Dalam pelajaran Bahasa Indonesia,
ada perbedaan yang mendasar antara menulis dengan mengarang:
a. Menulis: mengekspresikan pikiran
melalui media tulisan dan bersifat ilmiah.
b. Mengarang: mengekspresikan pikiran
melalui media tulisan dan bersifat fiktif imajinatif.
Tujuan Menulis
Kalau Anda ingin menjadi
seorang penulis, Anda tidak boleh egois. Anda tidak boleh hanya berpikir
,siapa saya ? Misalnya, mentang-mentang penulisnya seorang doktor, dia
banyak menggunakan istilah-istilah asing dalam tulisannya. Dia juga
senang menggunakan kalimat-kalimat kompleks agar terkesan rumit.
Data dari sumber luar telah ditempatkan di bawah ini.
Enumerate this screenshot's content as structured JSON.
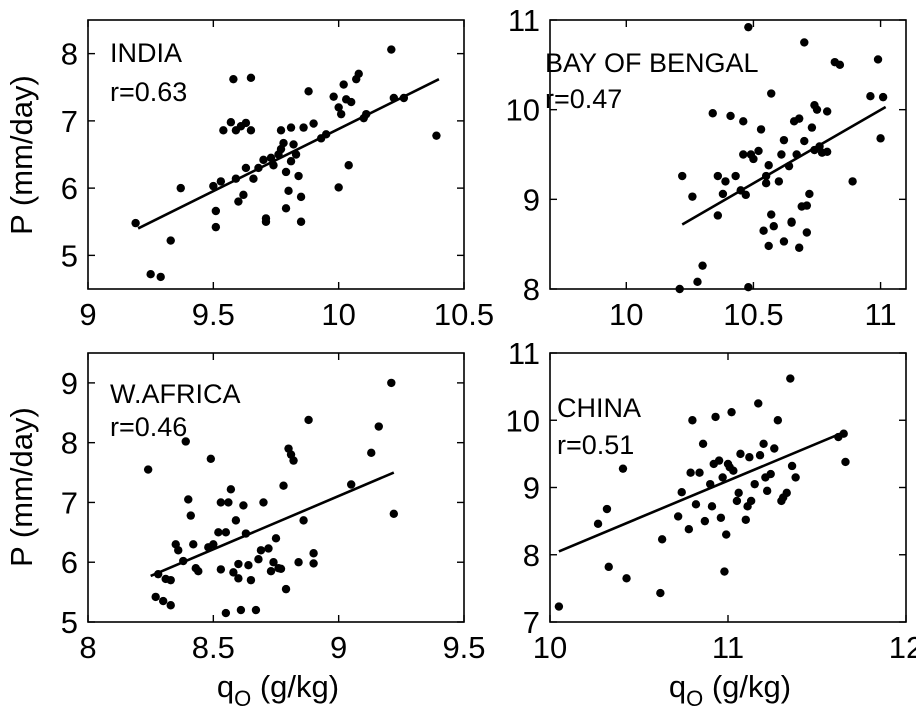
{
  "chart_data": [
    {
      "type": "scatter",
      "annotations": [
        "INDIA",
        "r=0.63"
      ],
      "xlabel": "",
      "ylabel": "P (mm/day)",
      "xlim": [
        9,
        10.5
      ],
      "ylim": [
        4.5,
        8.5
      ],
      "xticks": [
        "9",
        "9.5",
        "10",
        "10.5"
      ],
      "yticks": [
        "5",
        "6",
        "7",
        "8"
      ],
      "fit_line": [
        [
          9.2,
          5.4
        ],
        [
          10.4,
          7.62
        ]
      ],
      "points": [
        [
          9.19,
          5.48
        ],
        [
          9.25,
          4.72
        ],
        [
          9.29,
          4.68
        ],
        [
          9.33,
          5.22
        ],
        [
          9.37,
          6.0
        ],
        [
          9.5,
          6.03
        ],
        [
          9.51,
          5.66
        ],
        [
          9.51,
          5.42
        ],
        [
          9.53,
          6.1
        ],
        [
          9.54,
          6.86
        ],
        [
          9.57,
          6.98
        ],
        [
          9.58,
          7.62
        ],
        [
          9.59,
          6.86
        ],
        [
          9.59,
          6.14
        ],
        [
          9.6,
          5.8
        ],
        [
          9.61,
          6.92
        ],
        [
          9.62,
          5.9
        ],
        [
          9.63,
          6.97
        ],
        [
          9.63,
          6.3
        ],
        [
          9.65,
          7.64
        ],
        [
          9.65,
          6.86
        ],
        [
          9.66,
          6.14
        ],
        [
          9.68,
          6.3
        ],
        [
          9.7,
          6.42
        ],
        [
          9.71,
          5.55
        ],
        [
          9.71,
          5.5
        ],
        [
          9.73,
          6.45
        ],
        [
          9.74,
          6.34
        ],
        [
          9.76,
          6.5
        ],
        [
          9.77,
          6.58
        ],
        [
          9.77,
          6.86
        ],
        [
          9.78,
          6.67
        ],
        [
          9.79,
          6.24
        ],
        [
          9.79,
          5.7
        ],
        [
          9.8,
          5.96
        ],
        [
          9.81,
          6.4
        ],
        [
          9.81,
          6.9
        ],
        [
          9.82,
          6.65
        ],
        [
          9.83,
          6.5
        ],
        [
          9.84,
          6.18
        ],
        [
          9.85,
          5.87
        ],
        [
          9.85,
          5.5
        ],
        [
          9.86,
          6.9
        ],
        [
          9.88,
          7.44
        ],
        [
          9.9,
          6.96
        ],
        [
          9.93,
          6.74
        ],
        [
          9.95,
          6.8
        ],
        [
          9.98,
          7.36
        ],
        [
          10.0,
          6.01
        ],
        [
          10.0,
          7.2
        ],
        [
          10.01,
          7.1
        ],
        [
          10.02,
          7.54
        ],
        [
          10.03,
          7.32
        ],
        [
          10.04,
          6.34
        ],
        [
          10.05,
          7.28
        ],
        [
          10.07,
          7.62
        ],
        [
          10.08,
          7.7
        ],
        [
          10.1,
          7.04
        ],
        [
          10.11,
          7.1
        ],
        [
          10.21,
          8.06
        ],
        [
          10.22,
          7.34
        ],
        [
          10.26,
          7.34
        ],
        [
          10.39,
          6.78
        ]
      ]
    },
    {
      "type": "scatter",
      "annotations": [
        "BAY OF BENGAL",
        "r=0.47"
      ],
      "xlabel": "",
      "ylabel": "",
      "xlim": [
        9.7,
        11.1
      ],
      "ylim": [
        8,
        11
      ],
      "xticks": [
        "10",
        "10.5",
        "11"
      ],
      "yticks": [
        "8",
        "9",
        "10",
        "11"
      ],
      "fit_line": [
        [
          10.22,
          8.72
        ],
        [
          11.02,
          10.03
        ]
      ],
      "points": [
        [
          10.21,
          8.0
        ],
        [
          10.22,
          9.26
        ],
        [
          10.26,
          9.03
        ],
        [
          10.28,
          8.08
        ],
        [
          10.3,
          8.26
        ],
        [
          10.34,
          9.96
        ],
        [
          10.36,
          9.26
        ],
        [
          10.36,
          8.82
        ],
        [
          10.38,
          9.06
        ],
        [
          10.39,
          9.2
        ],
        [
          10.41,
          9.93
        ],
        [
          10.43,
          9.26
        ],
        [
          10.45,
          9.1
        ],
        [
          10.46,
          9.87
        ],
        [
          10.46,
          9.5
        ],
        [
          10.47,
          9.05
        ],
        [
          10.48,
          10.92
        ],
        [
          10.48,
          8.02
        ],
        [
          10.49,
          9.5
        ],
        [
          10.5,
          9.45
        ],
        [
          10.52,
          9.54
        ],
        [
          10.53,
          9.78
        ],
        [
          10.54,
          8.65
        ],
        [
          10.55,
          9.18
        ],
        [
          10.55,
          9.26
        ],
        [
          10.56,
          8.48
        ],
        [
          10.56,
          9.38
        ],
        [
          10.57,
          8.83
        ],
        [
          10.57,
          10.18
        ],
        [
          10.58,
          8.7
        ],
        [
          10.6,
          9.2
        ],
        [
          10.61,
          9.5
        ],
        [
          10.62,
          8.53
        ],
        [
          10.62,
          9.66
        ],
        [
          10.64,
          9.37
        ],
        [
          10.65,
          8.75
        ],
        [
          10.65,
          8.74
        ],
        [
          10.66,
          9.87
        ],
        [
          10.67,
          9.5
        ],
        [
          10.68,
          9.9
        ],
        [
          10.68,
          8.46
        ],
        [
          10.69,
          8.92
        ],
        [
          10.7,
          10.75
        ],
        [
          10.7,
          9.65
        ],
        [
          10.71,
          8.63
        ],
        [
          10.71,
          8.93
        ],
        [
          10.72,
          9.06
        ],
        [
          10.73,
          9.8
        ],
        [
          10.74,
          9.55
        ],
        [
          10.74,
          10.05
        ],
        [
          10.75,
          10.0
        ],
        [
          10.76,
          9.59
        ],
        [
          10.77,
          9.52
        ],
        [
          10.79,
          9.98
        ],
        [
          10.79,
          9.53
        ],
        [
          10.82,
          10.53
        ],
        [
          10.84,
          10.5
        ],
        [
          10.89,
          9.2
        ],
        [
          10.96,
          10.15
        ],
        [
          10.99,
          10.56
        ],
        [
          11.0,
          9.68
        ],
        [
          11.01,
          10.14
        ]
      ]
    },
    {
      "type": "scatter",
      "annotations": [
        "W.AFRICA",
        "r=0.46"
      ],
      "xlabel": "q_O (g/kg)",
      "ylabel": "P (mm/day)",
      "xlim": [
        8,
        9.5
      ],
      "ylim": [
        5,
        9.5
      ],
      "xticks": [
        "8",
        "8.5",
        "9",
        "9.5"
      ],
      "yticks": [
        "5",
        "6",
        "7",
        "8",
        "9"
      ],
      "fit_line": [
        [
          8.25,
          5.77
        ],
        [
          9.22,
          7.5
        ]
      ],
      "points": [
        [
          8.24,
          7.55
        ],
        [
          8.27,
          5.42
        ],
        [
          8.28,
          5.8
        ],
        [
          8.3,
          5.35
        ],
        [
          8.31,
          5.72
        ],
        [
          8.33,
          5.28
        ],
        [
          8.33,
          5.7
        ],
        [
          8.35,
          6.3
        ],
        [
          8.36,
          6.2
        ],
        [
          8.38,
          6.02
        ],
        [
          8.39,
          8.02
        ],
        [
          8.4,
          7.05
        ],
        [
          8.41,
          6.78
        ],
        [
          8.42,
          6.3
        ],
        [
          8.43,
          5.9
        ],
        [
          8.44,
          5.85
        ],
        [
          8.48,
          6.25
        ],
        [
          8.49,
          7.73
        ],
        [
          8.5,
          6.3
        ],
        [
          8.52,
          6.5
        ],
        [
          8.53,
          7.0
        ],
        [
          8.53,
          5.88
        ],
        [
          8.55,
          5.15
        ],
        [
          8.55,
          6.5
        ],
        [
          8.56,
          7.0
        ],
        [
          8.57,
          7.22
        ],
        [
          8.58,
          5.83
        ],
        [
          8.59,
          6.7
        ],
        [
          8.6,
          5.97
        ],
        [
          8.6,
          5.73
        ],
        [
          8.61,
          5.2
        ],
        [
          8.62,
          6.95
        ],
        [
          8.63,
          6.48
        ],
        [
          8.64,
          5.95
        ],
        [
          8.65,
          5.7
        ],
        [
          8.67,
          5.2
        ],
        [
          8.68,
          6.05
        ],
        [
          8.69,
          6.2
        ],
        [
          8.7,
          7.0
        ],
        [
          8.72,
          6.23
        ],
        [
          8.73,
          5.85
        ],
        [
          8.74,
          6.0
        ],
        [
          8.75,
          6.4
        ],
        [
          8.76,
          5.9
        ],
        [
          8.77,
          5.89
        ],
        [
          8.78,
          7.28
        ],
        [
          8.79,
          5.55
        ],
        [
          8.8,
          7.9
        ],
        [
          8.81,
          7.8
        ],
        [
          8.82,
          7.7
        ],
        [
          8.84,
          6.0
        ],
        [
          8.86,
          6.7
        ],
        [
          8.88,
          8.38
        ],
        [
          8.9,
          6.15
        ],
        [
          8.9,
          5.98
        ],
        [
          9.05,
          7.3
        ],
        [
          9.13,
          7.83
        ],
        [
          9.16,
          8.27
        ],
        [
          9.21,
          9.0
        ],
        [
          9.22,
          6.81
        ]
      ]
    },
    {
      "type": "scatter",
      "annotations": [
        "CHINA",
        "r=0.51"
      ],
      "xlabel": "q_O (g/kg)",
      "ylabel": "",
      "xlim": [
        10,
        12
      ],
      "ylim": [
        7,
        11
      ],
      "xticks": [
        "10",
        "11",
        "12"
      ],
      "yticks": [
        "7",
        "8",
        "9",
        "10",
        "11"
      ],
      "fit_line": [
        [
          10.05,
          8.05
        ],
        [
          11.65,
          9.82
        ]
      ],
      "points": [
        [
          10.05,
          7.23
        ],
        [
          10.27,
          8.46
        ],
        [
          10.32,
          8.68
        ],
        [
          10.33,
          7.82
        ],
        [
          10.41,
          9.28
        ],
        [
          10.43,
          7.65
        ],
        [
          10.62,
          7.43
        ],
        [
          10.63,
          8.23
        ],
        [
          10.72,
          8.57
        ],
        [
          10.74,
          8.93
        ],
        [
          10.78,
          8.38
        ],
        [
          10.79,
          9.22
        ],
        [
          10.8,
          10.0
        ],
        [
          10.82,
          8.75
        ],
        [
          10.84,
          9.22
        ],
        [
          10.86,
          9.65
        ],
        [
          10.87,
          8.5
        ],
        [
          10.9,
          9.05
        ],
        [
          10.91,
          8.72
        ],
        [
          10.92,
          9.35
        ],
        [
          10.93,
          10.05
        ],
        [
          10.95,
          9.4
        ],
        [
          10.96,
          8.55
        ],
        [
          10.97,
          9.15
        ],
        [
          10.98,
          7.75
        ],
        [
          10.99,
          8.3
        ],
        [
          11.0,
          9.35
        ],
        [
          11.01,
          9.3
        ],
        [
          11.02,
          10.12
        ],
        [
          11.03,
          9.25
        ],
        [
          11.05,
          8.8
        ],
        [
          11.06,
          8.92
        ],
        [
          11.07,
          9.5
        ],
        [
          11.1,
          8.52
        ],
        [
          11.11,
          8.72
        ],
        [
          11.12,
          9.45
        ],
        [
          11.13,
          8.8
        ],
        [
          11.15,
          9.05
        ],
        [
          11.17,
          10.25
        ],
        [
          11.18,
          9.48
        ],
        [
          11.2,
          9.65
        ],
        [
          11.21,
          9.15
        ],
        [
          11.22,
          8.95
        ],
        [
          11.24,
          9.2
        ],
        [
          11.26,
          9.58
        ],
        [
          11.28,
          10.0
        ],
        [
          11.3,
          8.8
        ],
        [
          11.31,
          8.85
        ],
        [
          11.33,
          8.92
        ],
        [
          11.35,
          10.62
        ],
        [
          11.36,
          9.32
        ],
        [
          11.38,
          9.15
        ],
        [
          11.62,
          9.75
        ],
        [
          11.65,
          9.8
        ],
        [
          11.66,
          9.38
        ]
      ]
    }
  ]
}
Padahal,
dia sedang menulis tentang sebuah topik yang diperuntukkan pembaca pada tingkat
anak-anak. Tentunya, tulisan yang dihasilkan akan sulit dimengerti oleh
pembacanya. Ingat, seorang penulis setidak-tidaknya memperhatikan tiga hal
dalam tulisannya, yaitu: (1) unsur informatif, (2) unsur pendidikan, dan
(3) unsur hiburan. Dengan memperhatikan ketiga hal tersebut diharapkan sebuah
tulisan dapat digemari oleh pembacanya.
Sebuah tulisan yang baik harus
disesuaikan dengan berbagai situasi. Situasi yang dimaksud meliputi:
a. tujuan menulis (perubahan yang diharapkan terjadi pada diri pembaca);
b. keadaan dan tingkat kemampuan pembaca (kelompok usia,
terpelajar/tidak terpelajar, pebisnis atau bukan);
c. keadaan yang terlibat dalam penulisan (waktu, tempat, kejadian atau
peristiwa, masalah yang memerlukan pemecahan, dan
sebagainya.
Tujuan menulis itu
bermacam-macam bergantung pada ragam tulisan. Secara umum, tujuan
menulis dapat dikategorikan sebagai berikut.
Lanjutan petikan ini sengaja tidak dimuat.